# Windows 10 Creators update.



## mscp (Sep 20, 2019)

Has anyone updated yet? What's the verdict?


----------



## Shad0wLandsUK (Sep 20, 2019)

Phil81 said:


> Has anyone updated yet? What's the verdict?


Which one are we speaking about? 1903...


----------



## mscp (Sep 20, 2019)

Shad0wLandsUK said:


> Which one are we speaking about? 1903...


Yes. Exactly.


----------



## dzilizzi (Sep 20, 2019)

Personal computer updated without a problem. Haven't updated the studio yet. I need to make an image first. Maybe I will do it tomorrow.


----------



## chimuelo (Sep 21, 2019)

Im starting to like Micro$oft again like I did with XP.
Im checking the size of updates and they're acceptable.
I set the hours outside of usual performance hours.
My loads have become faster, boot up and down smooth.
Ive got complete faith as Ive seen the OS exactly what it says and when it says.
A very thorough OS and I love the way it asks to update and restart when I go to shutdown now.
Use to show up on the screen which bothered me like nagware.
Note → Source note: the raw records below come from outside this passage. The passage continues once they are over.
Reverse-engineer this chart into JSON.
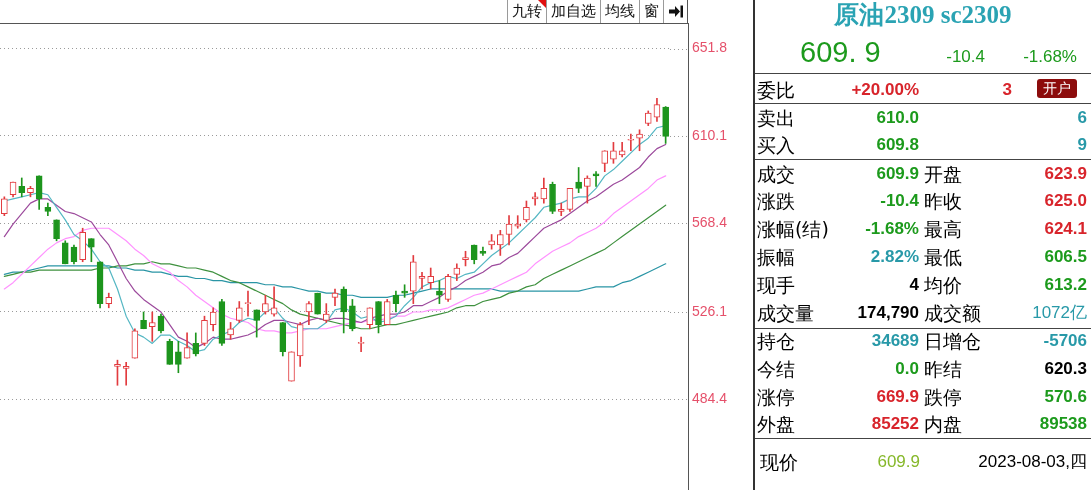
{
  "chart_data": [
    {
      "type": "candlestick",
      "annotations": [
        "九转",
        "加自选",
        "均线",
        "窗"
      ],
      "categories": [
        null,
        null,
        null,
        null,
        null,
        null,
        null,
        null,
        null,
        null,
        null,
        null,
        null,
        null,
        null,
        null,
        null,
        null,
        null,
        null,
        null,
        null,
        null,
        null,
        null,
        null,
        null,
        null,
        null,
        null,
        null,
        null,
        null,
        null,
        null,
        null,
        null,
        null,
        null,
        null,
        null,
        null,
        null,
        null,
        null,
        null,
        null,
        null,
        null,
        null,
        null,
        null,
        null,
        null,
        null,
        null,
        null,
        null,
        null,
        null,
        null,
        null,
        null,
        null,
        null,
        null,
        null,
        null,
        null,
        null,
        null,
        null,
        null,
        null,
        null,
        null,
        null
      ],
      "ohlc": [
        [
          573,
          581,
          572,
          580
        ],
        [
          582,
          588,
          581,
          588
        ],
        [
          586,
          590,
          581,
          583
        ],
        [
          583,
          586,
          581,
          585
        ],
        [
          591,
          591,
          575,
          580
        ],
        [
          576,
          578,
          572,
          574
        ],
        [
          570,
          570,
          560,
          561
        ],
        [
          559,
          560,
          549,
          549
        ],
        [
          557,
          558,
          549,
          550
        ],
        [
          551,
          566,
          550,
          564
        ],
        [
          561,
          561,
          550,
          557
        ],
        [
          550,
          550,
          528,
          530
        ],
        [
          530,
          535,
          528,
          533
        ],
        [
          500,
          503,
          491,
          501
        ],
        [
          499,
          502,
          491,
          500
        ],
        [
          504,
          518,
          504,
          517
        ],
        [
          522,
          526,
          518,
          518
        ],
        [
          519,
          526,
          512,
          521
        ],
        [
          524,
          525,
          516,
          517
        ],
        [
          512,
          513,
          501,
          501
        ],
        [
          507,
          512,
          497,
          501
        ],
        [
          504,
          516,
          504,
          509
        ],
        [
          511,
          516,
          505,
          506
        ],
        [
          511,
          524,
          510,
          522
        ],
        [
          520,
          528,
          517,
          526
        ],
        [
          531,
          532,
          510,
          511
        ],
        [
          515,
          521,
          513,
          518
        ],
        [
          522,
          531,
          521,
          528
        ],
        [
          530,
          536,
          524,
          530
        ],
        [
          527,
          527,
          514,
          522
        ],
        [
          526,
          534,
          525,
          530
        ],
        [
          525,
          538,
          524,
          528
        ],
        [
          521,
          521,
          505,
          507
        ],
        [
          493,
          507,
          493,
          507
        ],
        [
          505,
          521,
          500,
          520
        ],
        [
          526,
          531,
          520,
          530
        ],
        [
          535,
          535,
          525,
          525
        ],
        [
          522,
          530,
          521,
          525
        ],
        [
          533,
          537,
          529,
          535
        ],
        [
          537,
          538,
          516,
          526
        ],
        [
          529,
          532,
          517,
          518
        ],
        [
          511,
          514,
          507,
          511
        ],
        [
          520,
          528,
          518,
          528
        ],
        [
          531,
          531,
          516,
          520
        ],
        [
          520,
          532,
          520,
          531
        ],
        [
          534,
          536,
          526,
          530
        ],
        [
          536,
          539,
          533,
          535
        ],
        [
          536,
          553,
          530,
          550
        ],
        [
          542,
          545,
          537,
          543
        ],
        [
          540,
          547,
          537,
          543
        ],
        [
          536,
          541,
          530,
          534
        ],
        [
          532,
          544,
          531,
          543
        ],
        [
          544,
          549,
          541,
          547
        ],
        [
          551,
          555,
          548,
          552
        ],
        [
          558,
          558,
          549,
          551
        ],
        [
          555,
          557,
          553,
          554
        ],
        [
          558,
          563,
          556,
          560
        ],
        [
          558,
          565,
          553,
          563
        ],
        [
          563,
          572,
          558,
          568
        ],
        [
          567,
          572,
          566,
          568
        ],
        [
          570,
          579,
          569,
          576
        ],
        [
          580,
          583,
          577,
          581
        ],
        [
          580,
          590,
          578,
          585
        ],
        [
          587,
          588,
          573,
          574
        ],
        [
          574,
          578,
          572,
          575
        ],
        [
          575,
          585,
          574,
          585
        ],
        [
          588,
          595,
          583,
          585
        ],
        [
          586,
          591,
          578,
          590
        ],
        [
          592,
          593,
          586,
          591
        ],
        [
          597,
          603,
          593,
          603
        ],
        [
          599,
          607,
          597,
          603
        ],
        [
          601,
          607,
          600,
          603
        ],
        [
          608,
          611,
          603,
          608
        ],
        [
          609,
          613,
          603,
          611
        ],
        [
          616,
          622,
          615,
          621
        ],
        [
          619,
          628,
          617,
          625
        ],
        [
          623.9,
          624.1,
          606.5,
          609.9
        ]
      ],
      "colors": [
        "#e23b3f",
        "#e23b3f",
        "#1d951d",
        "#e23b3f",
        "#1d951d",
        "#1d951d",
        "#1d951d",
        "#1d951d",
        "#1d951d",
        "#e23b3f",
        "#1d951d",
        "#1d951d",
        "#e23b3f",
        "#e23b3f",
        "#e23b3f",
        "#e23b3f",
        "#1d951d",
        "#e23b3f",
        "#1d951d",
        "#1d951d",
        "#1d951d",
        "#e23b3f",
        "#1d951d",
        "#e23b3f",
        "#e23b3f",
        "#1d951d",
        "#e23b3f",
        "#e23b3f",
        "#e23b3f",
        "#1d951d",
        "#e23b3f",
        "#e23b3f",
        "#1d951d",
        "#e23b3f",
        "#e23b3f",
        "#e23b3f",
        "#1d951d",
        "#e23b3f",
        "#e23b3f",
        "#1d951d",
        "#1d951d",
        "#e23b3f",
        "#e23b3f",
        "#1d951d",
        "#e23b3f",
        "#1d951d",
        "#1d951d",
        "#e23b3f",
        "#e23b3f",
        "#e23b3f",
        "#1d951d",
        "#e23b3f",
        "#e23b3f",
        "#e23b3f",
        "#1d951d",
        "#1d951d",
        "#e23b3f",
        "#e23b3f",
        "#e23b3f",
        "#e23b3f",
        "#e23b3f",
        "#e23b3f",
        "#e23b3f",
        "#1d951d",
        "#e23b3f",
        "#e23b3f",
        "#1d951d",
        "#e23b3f",
        "#1d951d",
        "#e23b3f",
        "#e23b3f",
        "#e23b3f",
        "#e23b3f",
        "#e23b3f",
        "#e23b3f",
        "#e23b3f",
        "#1d951d"
      ],
      "series": [
        {
          "type": "line",
          "color": "#55b7c3",
          "values": [
            579,
            580,
            581,
            582,
            583,
            582,
            576,
            570,
            563,
            560,
            556,
            550,
            547,
            537,
            524,
            516,
            514,
            511,
            515,
            515,
            512,
            510,
            507,
            508,
            513,
            515,
            517,
            521,
            523,
            522,
            526,
            528,
            523,
            519,
            518,
            518,
            518,
            521,
            527,
            528,
            526,
            523,
            524,
            521,
            522,
            524,
            529,
            533,
            538,
            540,
            541,
            543,
            542,
            544,
            545,
            549,
            553,
            556,
            559,
            563,
            567,
            571,
            576,
            577,
            578,
            580,
            581,
            581,
            585,
            591,
            594,
            598,
            602,
            606,
            609,
            614,
            615
          ]
        },
        {
          "type": "line",
          "color": "#9c4a9c",
          "values": [
            562,
            568,
            573,
            578,
            580,
            580,
            577,
            574,
            573,
            571,
            569,
            563,
            558,
            550,
            542,
            536,
            532,
            529,
            526,
            520,
            514,
            512,
            509,
            511,
            514,
            513,
            513,
            514,
            515,
            517,
            520,
            522,
            522,
            521,
            520,
            522,
            523,
            522,
            523,
            523,
            522,
            521,
            523,
            524,
            525,
            525,
            526,
            529,
            529,
            531,
            533,
            536,
            538,
            541,
            543,
            545,
            548,
            549,
            552,
            554,
            558,
            562,
            566,
            568,
            570,
            573,
            576,
            579,
            581,
            584,
            587,
            589,
            592,
            595,
            600,
            604,
            606
          ]
        },
        {
          "type": "line",
          "color": "#ff92ff",
          "values": [
            537,
            540,
            544,
            548,
            552,
            556,
            559,
            561,
            562,
            565,
            566,
            566,
            566,
            563,
            560,
            556,
            553,
            549,
            547,
            545,
            541,
            538,
            534,
            531,
            528,
            525,
            523,
            522,
            521,
            518,
            517,
            517,
            516,
            516,
            517,
            518,
            518,
            518,
            519,
            520,
            521,
            521,
            522,
            522,
            523,
            524,
            524,
            526,
            526,
            527,
            527,
            528,
            530,
            532,
            534,
            535,
            537,
            539,
            541,
            543,
            545,
            549,
            552,
            555,
            557,
            559,
            562,
            564,
            566,
            569,
            573,
            576,
            579,
            582,
            585,
            589,
            591
          ]
        },
        {
          "type": "line",
          "color": "#3f913f",
          "values": [
            543,
            544,
            545,
            545,
            546,
            546,
            546,
            546,
            546,
            546,
            546,
            547,
            547,
            548,
            548,
            549,
            549,
            550,
            549,
            549,
            548,
            547,
            547,
            546,
            545,
            543,
            541,
            540,
            538,
            536,
            534,
            532,
            530,
            527,
            525,
            524,
            523,
            522,
            521,
            520,
            519,
            518,
            518,
            519,
            520,
            520,
            521,
            522,
            523,
            524,
            525,
            526,
            528,
            529,
            529,
            531,
            532,
            533,
            535,
            536,
            538,
            539,
            542,
            544,
            546,
            548,
            550,
            552,
            554,
            556,
            559,
            562,
            565,
            568,
            571,
            574,
            577
          ]
        },
        {
          "type": "line",
          "color": "#2a95a5",
          "values": [
            544,
            545,
            545,
            546,
            547,
            548,
            548,
            548,
            548,
            548,
            548,
            548,
            548,
            547,
            547,
            546,
            546,
            545,
            545,
            544,
            543,
            543,
            542,
            542,
            541,
            541,
            540,
            540,
            540,
            540,
            539,
            539,
            538,
            538,
            537,
            536,
            536,
            535,
            535,
            534,
            534,
            533,
            533,
            533,
            533,
            534,
            534,
            535,
            536,
            537,
            537,
            537,
            537,
            537,
            537,
            537,
            537,
            536,
            536,
            536,
            536,
            536,
            536,
            536,
            536,
            536,
            536,
            537,
            538,
            538,
            538,
            540,
            541,
            543,
            545,
            547,
            549
          ]
        }
      ],
      "ylim": [
        441,
        664
      ],
      "yticks": [
        484.4,
        526.1,
        568.4,
        610.1,
        651.8
      ],
      "grid": "y",
      "tick_labels": "y"
    },
    {
      "type": "other",
      "title": "原油2309 sc2309",
      "annotations": [
        "609. 9",
        "-10.4",
        "-1.68%",
        "委比",
        "+20.00%",
        "3",
        "开户",
        "卖出",
        "610.0",
        "6",
        "买入",
        "609.8",
        "9",
        "成交",
        "609.9",
        "开盘",
        "623.9",
        "涨跌",
        "-10.4",
        "昨收",
        "625.0",
        "涨幅(结)",
        "-1.68%",
        "最高",
        "624.1",
        "振幅",
        "2.82%",
        "最低",
        "606.5",
        "现手",
        "4",
        "均价",
        "613.2",
        "成交量",
        "174,790",
        "成交额",
        "1072亿",
        "持仓",
        "34689",
        "日增仓",
        "-5706",
        "今结",
        "0.0",
        "昨结",
        "620.3",
        "涨停",
        "669.9",
        "跌停",
        "570.6",
        "外盘",
        "85252",
        "内盘",
        "89538",
        "现价",
        "609.9",
        "2023-08-03,四"
      ]
    }
  ]
}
Im rarely online with these DAWs but no longer fear big brother.
I use to see policemen in my soup.


----------



## williamjj (Oct 2, 2019)

Not yet but I'm working on it. Maybe I will do it today.


----------



## Pietro (Oct 2, 2019)

Working on the lastest possible update of everything possible. All runs smoothly.

- Piotr


----------



## Ivan M. (Oct 15, 2019)

Hi, has anyone else noticed clicks and pops with the most recent win 10 updates? Nothing changed on my machine, except those. I get occasional clicks when listening to music on YT for example. Latency monitoring tools indeed show considerable spikes, which I didn't get before (notably network related ndis.sys and graphics drivers).


----------